I cannot remember any paratroopers, but in college I often ended up as a dishwasher at the country club. I noticed the chef always limped as he moved around the kitchen. When he saw my puzzled look, he said he got the limp from a wound received when he was with the Rangers at Pointe De Hoc. He said he might have recovered better, but they weren’t relieved for two days and he was mustered out.
Here in real life was one of the men portrayed in the Longest Day. This is just one story among so many I remember and so many more I have forgotten. As a result, when the time came, I volunteered for the Navy officer program and ended up in Vietnam. It was simply my turn.
Airborne to that.
Walter Munk did tide and wave calcs. for D-Day and other landings.
https://en.wikipedia.org/wiki/Walter_Munk
Very well done, thank you for writing and sharing it.
I’ve always been impressed with how Ike, despite all the actual uncertainty and an infinite number of ways things could go wrong, projected a sense of calm and confidence. No one could have been more immersed in the planning or more aware of the risks, but as a leader he know the importance of the role he and only he, could play. How much of a different it made is impossible to know, but I’ll always believe it was significant.
We should not exempt anyone from the draft, only fight a war or policing action with a draft, and require everyone in political office to not exempt their family from the draft. And we should not take only the youngest for the draft.
If we are not all going to fight and suffer, and pray and bind together because of that, then the war or policing action isn’t worth the lives lost or taken.
Vietnam taught our leaders to not draft, so the Gulf War and Iraq Afganistan put all the burden on too few, who suffer today while everyone and the government has forgotten and moved on to the next chess move or passionate fight.

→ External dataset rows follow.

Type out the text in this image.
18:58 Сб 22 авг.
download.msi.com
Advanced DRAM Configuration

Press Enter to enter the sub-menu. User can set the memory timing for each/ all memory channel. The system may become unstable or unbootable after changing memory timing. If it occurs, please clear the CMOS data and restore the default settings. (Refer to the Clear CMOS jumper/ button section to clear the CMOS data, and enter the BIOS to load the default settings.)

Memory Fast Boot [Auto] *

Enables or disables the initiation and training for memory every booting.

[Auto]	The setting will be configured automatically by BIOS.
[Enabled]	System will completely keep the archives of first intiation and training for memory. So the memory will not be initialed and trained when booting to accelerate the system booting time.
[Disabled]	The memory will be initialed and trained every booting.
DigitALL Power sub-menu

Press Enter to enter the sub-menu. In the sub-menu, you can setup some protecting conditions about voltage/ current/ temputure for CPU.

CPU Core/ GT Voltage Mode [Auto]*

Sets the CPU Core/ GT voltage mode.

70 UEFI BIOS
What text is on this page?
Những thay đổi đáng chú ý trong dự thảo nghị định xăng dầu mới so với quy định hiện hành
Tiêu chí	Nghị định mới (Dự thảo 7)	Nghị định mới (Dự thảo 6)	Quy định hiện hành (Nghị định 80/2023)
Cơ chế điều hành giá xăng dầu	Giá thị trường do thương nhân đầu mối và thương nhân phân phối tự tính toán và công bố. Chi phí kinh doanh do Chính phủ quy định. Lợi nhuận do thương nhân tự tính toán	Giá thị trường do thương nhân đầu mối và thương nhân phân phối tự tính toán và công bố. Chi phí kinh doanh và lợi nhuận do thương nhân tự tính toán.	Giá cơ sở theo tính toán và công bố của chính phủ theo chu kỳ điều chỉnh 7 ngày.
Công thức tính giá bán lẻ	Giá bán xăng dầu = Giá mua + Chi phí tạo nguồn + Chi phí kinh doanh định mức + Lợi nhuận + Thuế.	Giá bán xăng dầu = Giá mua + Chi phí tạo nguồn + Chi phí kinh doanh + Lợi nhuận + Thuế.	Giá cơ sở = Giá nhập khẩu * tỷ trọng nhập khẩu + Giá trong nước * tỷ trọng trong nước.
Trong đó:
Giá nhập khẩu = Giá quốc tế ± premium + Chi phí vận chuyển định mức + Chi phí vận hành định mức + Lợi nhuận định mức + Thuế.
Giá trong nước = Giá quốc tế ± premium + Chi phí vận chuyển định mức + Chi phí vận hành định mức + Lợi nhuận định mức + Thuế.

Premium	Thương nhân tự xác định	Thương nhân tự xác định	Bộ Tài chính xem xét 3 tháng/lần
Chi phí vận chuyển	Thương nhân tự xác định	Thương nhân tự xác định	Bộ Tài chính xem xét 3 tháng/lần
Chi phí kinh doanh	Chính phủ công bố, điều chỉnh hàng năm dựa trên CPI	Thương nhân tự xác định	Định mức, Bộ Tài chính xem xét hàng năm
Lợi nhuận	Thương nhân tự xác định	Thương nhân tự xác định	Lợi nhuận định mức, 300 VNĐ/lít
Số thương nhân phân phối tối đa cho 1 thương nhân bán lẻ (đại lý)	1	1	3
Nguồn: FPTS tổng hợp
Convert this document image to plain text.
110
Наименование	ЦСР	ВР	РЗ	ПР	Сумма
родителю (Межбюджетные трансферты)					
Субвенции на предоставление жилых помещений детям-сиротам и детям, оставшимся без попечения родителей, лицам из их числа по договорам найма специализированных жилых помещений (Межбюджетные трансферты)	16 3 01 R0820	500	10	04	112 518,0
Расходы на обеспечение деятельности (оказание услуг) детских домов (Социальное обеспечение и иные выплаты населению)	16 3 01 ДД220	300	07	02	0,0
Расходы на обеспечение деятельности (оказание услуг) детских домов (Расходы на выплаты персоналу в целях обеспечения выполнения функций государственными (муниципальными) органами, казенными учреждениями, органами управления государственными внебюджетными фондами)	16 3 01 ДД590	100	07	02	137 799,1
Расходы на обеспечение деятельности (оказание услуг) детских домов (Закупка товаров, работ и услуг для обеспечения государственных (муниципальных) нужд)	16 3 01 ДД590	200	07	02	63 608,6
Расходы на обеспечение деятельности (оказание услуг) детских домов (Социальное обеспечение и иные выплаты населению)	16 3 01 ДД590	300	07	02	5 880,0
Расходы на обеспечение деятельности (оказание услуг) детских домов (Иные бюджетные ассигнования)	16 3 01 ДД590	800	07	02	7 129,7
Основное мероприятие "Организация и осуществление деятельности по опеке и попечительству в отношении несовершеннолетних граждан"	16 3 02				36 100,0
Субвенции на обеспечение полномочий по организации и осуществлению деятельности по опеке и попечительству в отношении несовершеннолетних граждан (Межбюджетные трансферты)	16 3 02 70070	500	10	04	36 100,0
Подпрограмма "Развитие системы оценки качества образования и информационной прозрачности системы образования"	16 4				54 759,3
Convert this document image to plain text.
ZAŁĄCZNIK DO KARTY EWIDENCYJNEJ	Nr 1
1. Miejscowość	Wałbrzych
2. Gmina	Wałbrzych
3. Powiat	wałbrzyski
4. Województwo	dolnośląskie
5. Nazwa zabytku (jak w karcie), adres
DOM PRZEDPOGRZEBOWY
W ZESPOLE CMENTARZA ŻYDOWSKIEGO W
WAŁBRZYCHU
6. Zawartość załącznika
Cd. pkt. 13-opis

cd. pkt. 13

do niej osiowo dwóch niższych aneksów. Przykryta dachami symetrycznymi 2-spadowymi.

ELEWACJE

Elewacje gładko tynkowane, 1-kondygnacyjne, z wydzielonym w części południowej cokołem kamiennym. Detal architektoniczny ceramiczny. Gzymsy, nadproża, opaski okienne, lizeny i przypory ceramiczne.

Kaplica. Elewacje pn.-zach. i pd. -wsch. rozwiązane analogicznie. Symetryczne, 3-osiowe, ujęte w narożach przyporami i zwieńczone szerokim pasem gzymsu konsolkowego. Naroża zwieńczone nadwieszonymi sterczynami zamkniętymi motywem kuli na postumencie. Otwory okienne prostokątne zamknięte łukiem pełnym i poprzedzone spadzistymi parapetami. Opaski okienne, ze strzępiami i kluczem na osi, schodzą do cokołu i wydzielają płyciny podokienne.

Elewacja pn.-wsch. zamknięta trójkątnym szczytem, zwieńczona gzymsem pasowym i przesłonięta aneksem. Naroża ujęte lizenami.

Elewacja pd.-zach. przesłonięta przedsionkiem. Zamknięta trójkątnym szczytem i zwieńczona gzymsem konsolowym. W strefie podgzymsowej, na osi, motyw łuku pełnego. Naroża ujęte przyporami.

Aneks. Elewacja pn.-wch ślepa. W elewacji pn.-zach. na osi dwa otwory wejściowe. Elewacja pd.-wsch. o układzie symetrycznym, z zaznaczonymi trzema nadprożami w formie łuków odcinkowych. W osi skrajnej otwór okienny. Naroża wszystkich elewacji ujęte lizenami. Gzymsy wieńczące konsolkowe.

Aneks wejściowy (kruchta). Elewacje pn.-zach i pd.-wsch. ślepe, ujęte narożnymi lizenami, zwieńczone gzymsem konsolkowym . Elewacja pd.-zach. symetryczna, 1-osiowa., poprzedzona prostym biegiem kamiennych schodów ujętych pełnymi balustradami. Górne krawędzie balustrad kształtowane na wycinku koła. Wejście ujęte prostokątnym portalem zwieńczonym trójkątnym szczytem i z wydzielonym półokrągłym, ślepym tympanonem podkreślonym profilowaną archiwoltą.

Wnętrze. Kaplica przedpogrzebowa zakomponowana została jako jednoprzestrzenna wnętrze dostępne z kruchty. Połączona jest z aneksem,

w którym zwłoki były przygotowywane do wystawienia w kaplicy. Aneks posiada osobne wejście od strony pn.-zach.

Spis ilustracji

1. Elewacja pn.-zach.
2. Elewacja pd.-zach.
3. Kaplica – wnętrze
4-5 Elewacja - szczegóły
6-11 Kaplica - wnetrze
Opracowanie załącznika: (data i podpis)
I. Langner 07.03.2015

Nothing calms the passion to fight like bullets whizzing tge ears and mortars coming in. That’s what family needs to know, every family, in every office.
The laborers are few.
Thank you!
Well written and researched. I’m afraid we could not even come close to the courage and leadership shown during WWII.
Sorry to be a downer, but by today’s standards, I doubt we could even generate enough power to run 24/7 manufacturing operations as they did then.
Recalling a story told by an Airborne pair years ago.
He and his companion were at a Florida CAF air show and told of the pair parachuting into an open field on D-Day. Nearby Wehrmacht soldiers behind a fence motioned for the two to approach them.
Seeing the two were in a hopeless situation, and about to become German prisoners, they complied. When they passed the fence, they saw a sign (in German) that showed they’d landed in a minefield!
A moving tribute to the courage of these young men, thank you for this wonderful essay.
Stand up, hook up, shuffle to the door.